As vendas no varejo da Itália, com ajuste sazonal, subiram 0,2% na comparação mensal em maio, acima da projeção consensual de 0,1%. O dado indica um ritmo ligeiramente mais firme de consumo das famílias em relação ao que o mercado esperava.
Os números oferecem uma fotografia atualizada das condições de demanda doméstica na terceira maior economia da zona do euro, com o resultado de maio vindo 0,1 ponto percentual acima das expectativas.
Implicações para a política do BCE, renda fixa e mercados de câmbio
A leve surpresa positiva nas vendas do varejo italiano é mais relevante do que parece, diante do crescimento fraco observado na zona do euro. Isso sugere alguma resiliência da demanda do consumidor, o que pode moderar expectativas de cortes profundos de juros. Vemos o dado não como um grande catalisador, mas como uma pequena evidência contra um cenário econômico mais pessimista.
Esse dado sustenta a postura cautelosa e dependente de dados do Banco Central Europeu (BCE) para mais afrouxamento. Com a inflação da zona do euro mostrando persistência e tendo subido recentemente para 2,6% na prévia (flash) de junho, qualquer sinal de força econômica reduz a urgência de o BCE cortar juros novamente em breve. Isso desafia a precificação do mercado para um corte adicional em setembro.
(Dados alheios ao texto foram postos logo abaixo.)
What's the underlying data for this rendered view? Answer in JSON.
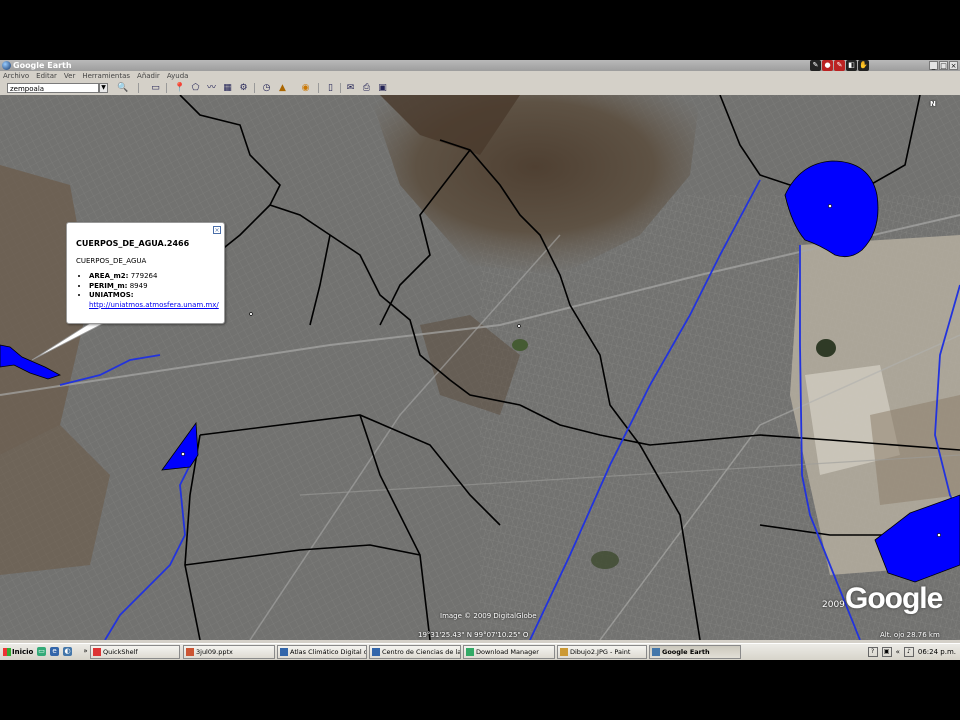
{
  "window": {
    "title": "Google Earth"
  },
  "menu": [
    "Archivo",
    "Editar",
    "Ver",
    "Herramientas",
    "Añadir",
    "Ayuda"
  ],
  "search": {
    "value": "zempoala"
  },
  "balloon": {
    "title": "CUERPOS_DE_AGUA.2466",
    "subtitle": "CUERPOS_DE_AGUA",
    "fields": [
      {
        "key": "AREA_m2:",
        "value": "779264"
      },
      {
        "key": "PERIM_m:",
        "value": "8949"
      },
      {
        "key": "UNIATMOS:",
        "value": ""
      }
    ],
    "link": "http://uniatmos.atmosfera.unam.mx/"
  },
  "map_overlay": {
    "image_credit": "Image © 2009 DigitalGlobe",
    "coordinates": "19°31'25.43\" N   99°07'10.25\" O",
    "logo_year": "2009",
    "logo": "Google",
    "eye_alt": "Alt. ojo  28.76 km",
    "compass_letter": "N"
  },
  "taskbar": {
    "start_label": "Inicio",
    "tasks": [
      {
        "label": "QuickShelf",
        "active": false,
        "color": "#d33"
      },
      {
        "label": "3jul09.pptx",
        "active": false,
        "color": "#c53"
      },
      {
        "label": "Atlas Climático Digital de ...",
        "active": false,
        "color": "#36a"
      },
      {
        "label": "Centro de Ciencias de la ...",
        "active": false,
        "color": "#36a"
      },
      {
        "label": "Download Manager",
        "active": false,
        "color": "#3a6"
      },
      {
        "label": "Dibujo2.JPG - Paint",
        "active": false,
        "color": "#c93"
      },
      {
        "label": "Google Earth",
        "active": true,
        "color": "#47a"
      }
    ],
    "clock": "06:24 p.m."
  },
  "colors": {
    "water_polygon": "#0000ff",
    "boundary_line": "#000000",
    "blue_line": "#2233dd"
  }
}
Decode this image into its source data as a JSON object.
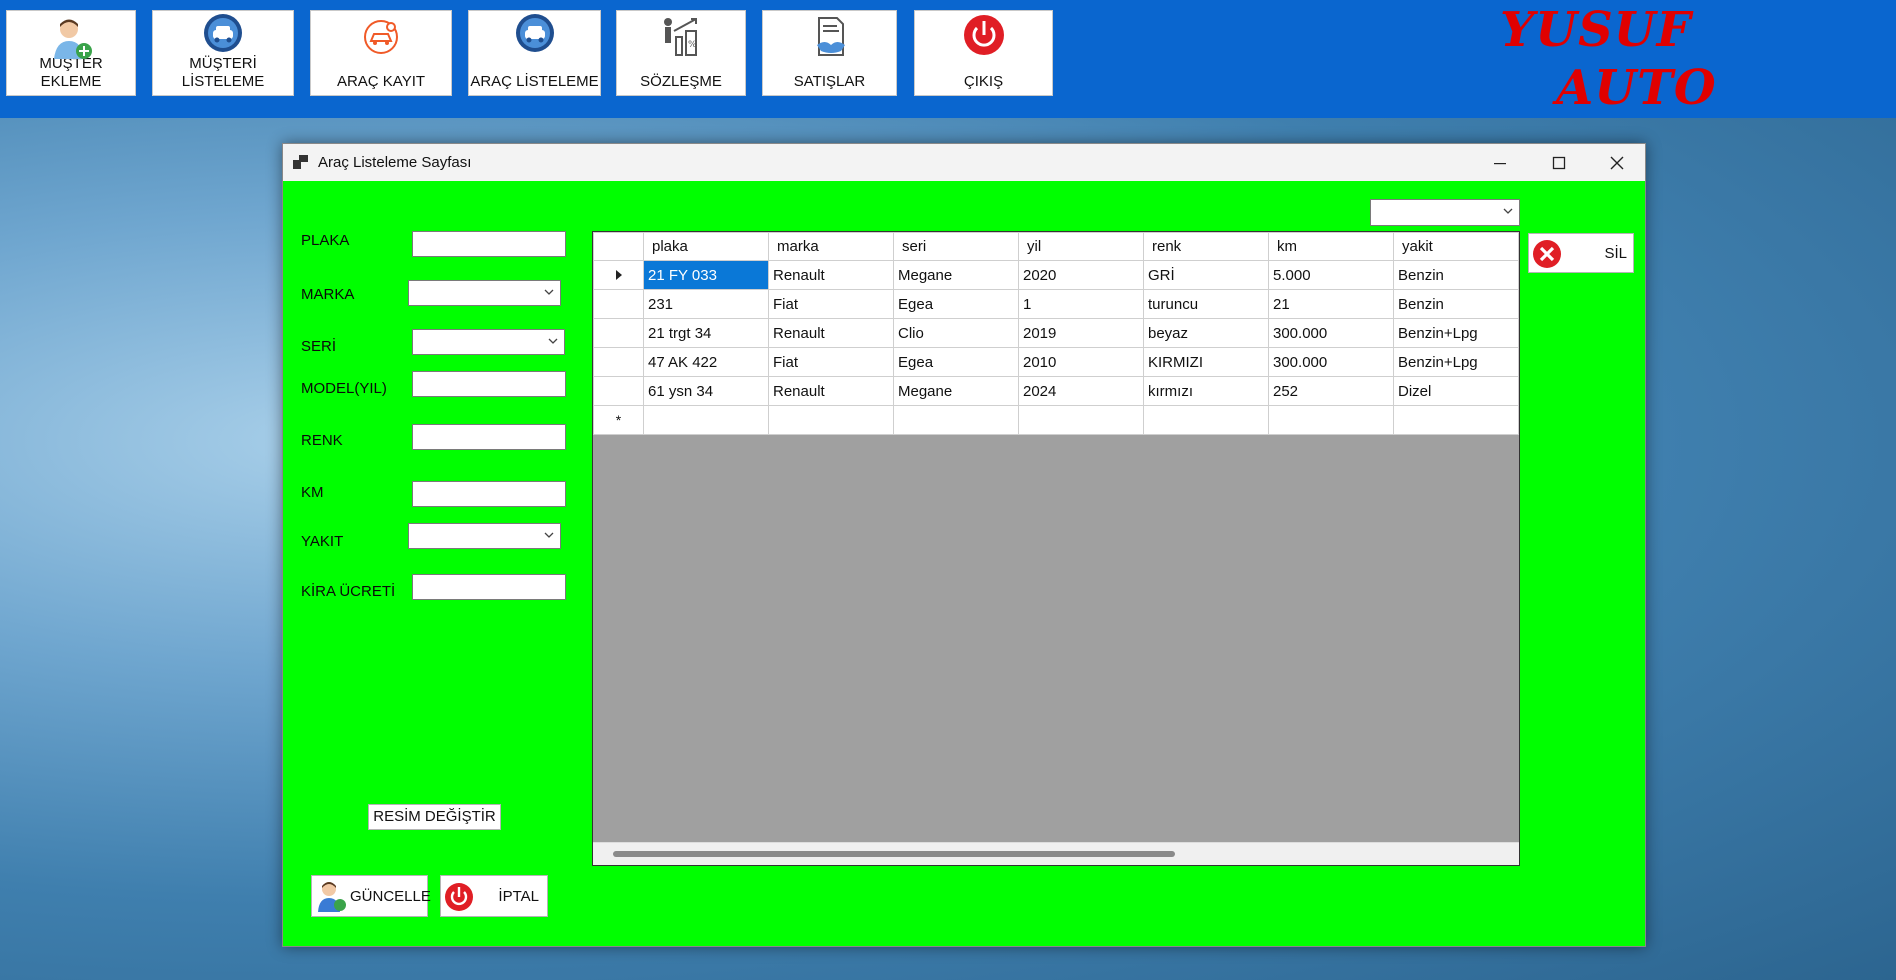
{
  "menu": {
    "musteri_ekleme": "MÜŞTER EKLEME",
    "musteri_listeleme_line1": "MÜŞTERİ",
    "musteri_listeleme_line2": "LİSTELEME",
    "arac_kayit": "ARAÇ KAYIT",
    "arac_listeleme": "ARAÇ LİSTELEME",
    "sozlesme": "SÖZLEŞME",
    "satislar": "SATIŞLAR",
    "cikis": "ÇIKIŞ"
  },
  "logo": {
    "line1": "YUSUF",
    "line2": "AUTO",
    "color": "#e00000"
  },
  "window": {
    "title": "Araç Listeleme Sayfası"
  },
  "form": {
    "plaka": "PLAKA",
    "marka": "MARKA",
    "seri": "SERİ",
    "model": "MODEL(YIL)",
    "renk": "RENK",
    "km": "KM",
    "yakit": "YAKIT",
    "kira": "KİRA ÜCRETİ",
    "resim_button": "RESİM DEĞİŞTİR",
    "guncelle_button": "GÜNCELLE",
    "iptal_button": "İPTAL"
  },
  "sil_button": "SİL",
  "grid": {
    "columns": [
      "plaka",
      "marka",
      "seri",
      "yil",
      "renk",
      "km",
      "yakit"
    ],
    "rows": [
      [
        "21 FY 033",
        "Renault",
        "Megane",
        "2020",
        "GRİ",
        "5.000",
        "Benzin"
      ],
      [
        "231",
        "Fiat",
        "Egea",
        "1",
        "turuncu",
        "21",
        "Benzin"
      ],
      [
        "21 trgt 34",
        "Renault",
        "Clio",
        "2019",
        "beyaz",
        "300.000",
        "Benzin+Lpg"
      ],
      [
        "47 AK 422",
        "Fiat",
        "Egea",
        "2010",
        "KIRMIZI",
        "300.000",
        "Benzin+Lpg"
      ],
      [
        "61 ysn 34",
        "Renault",
        "Megane",
        "2024",
        "kırmızı",
        "252",
        "Dizel"
      ]
    ],
    "new_row_marker": "*",
    "selected_color": "#0a78d7"
  },
  "colors": {
    "topbar": "#0a66cf",
    "form_bg": "#00ff00"
  }
}
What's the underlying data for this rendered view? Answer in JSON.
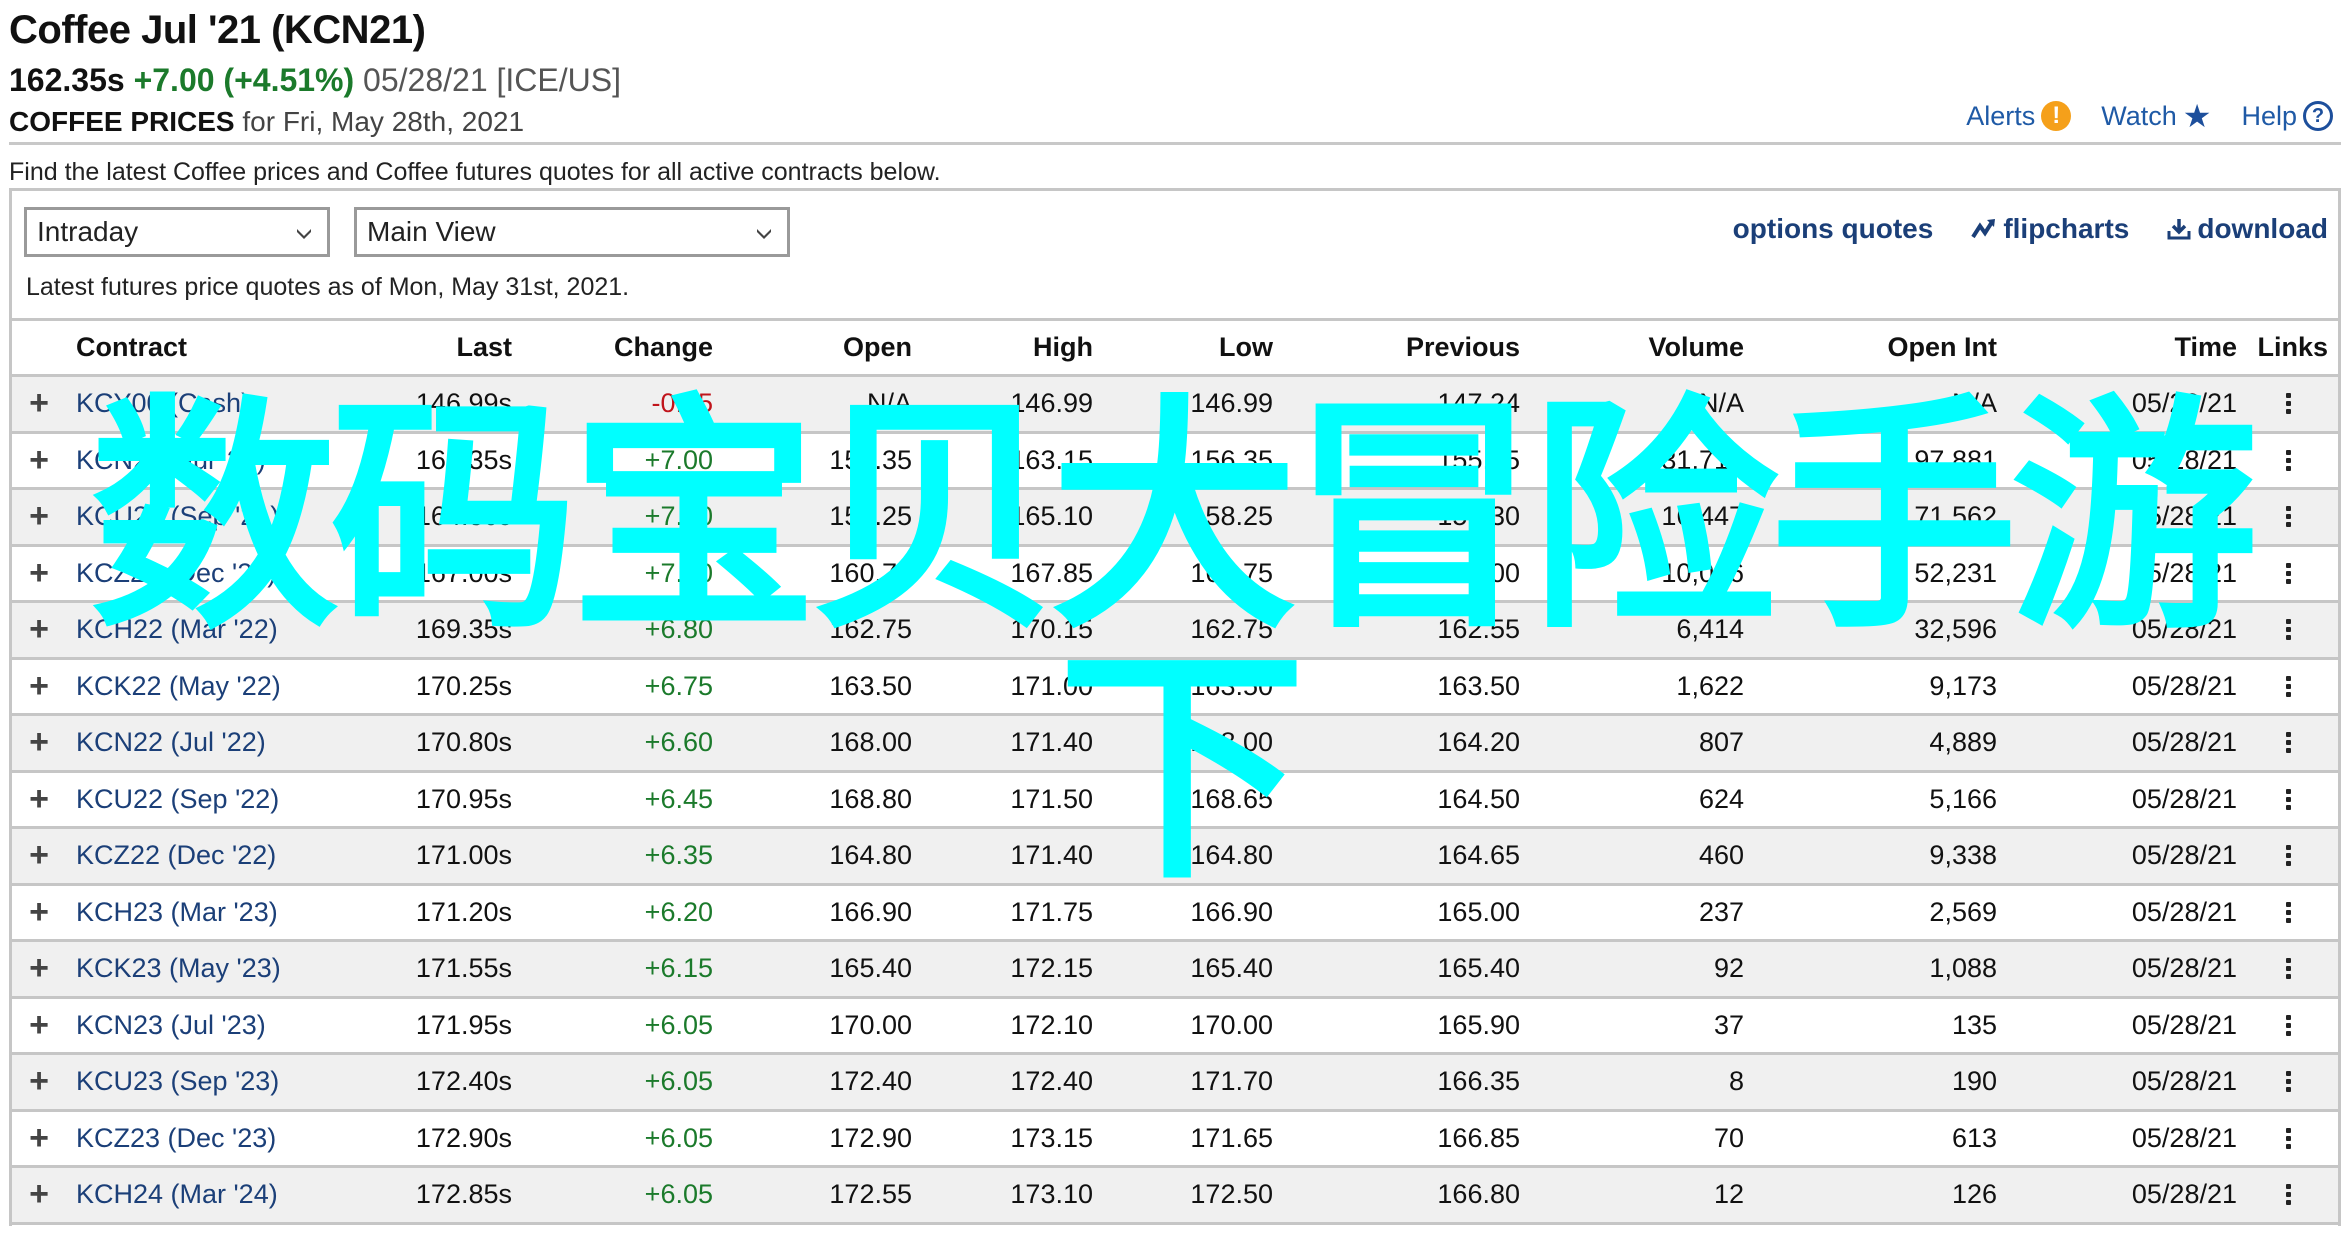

Diante disso, estamos olhando opções sobre futuros de EURIBOR que se beneficiariam de uma queda de juros menor do que a atualmente embutida para o próximo trimestre. Em especial, vender opções de venda (puts) de setembro fora do dinheiro pode ser uma estratégia eficaz para capturar prêmio. Essa posição se beneficia se o BCE adotar uma postura mais paciente, algo que este dado ajuda a reforçar.
Isso também tem implicações para o mercado de câmbio, oferecendo suporte modesto ao euro. Um BCE menos “dovish” do que outros bancos centrais poderia fortalecer o par EUR/USD. Estamos considerando opções de compra (calls) de curto prazo em EUR/USD para nos posicionar para uma possível alta gradual em direção ao nível de 1,10.
Por fim, qualquer sinal de demanda doméstica melhor do que o esperado é positivo para o perfil da dívida soberana da Itália. Um crescimento nominal mais forte ajuda a reduzir, lentamente, a elevada relação dívida/PIB do país, atualmente perto de 137%. Embora este dado isolado não deva alterar de forma relevante o spread entre os BTPs italianos e os Bunds alemães, ele contribui para um pano de fundo mais estável.
Oportunidades em ações com a resiliência do consumidor italiano
No lado de ações, essa resiliência aponta oportunidades no mercado italiano, sobretudo em empresas ligadas ao consumo. Entendemos que comprar opções de compra (calls) sobre o índice FTSE MIB nas próximas semanas oferece uma forma eficiente em termos de capital de capturar exposição à alta. Historicamente, mesmo surpresas econômicas positivas pequenas têm impulsionado o sentimento no curto prazo para ações italianas, dada a preocupação persistente com o crescimento.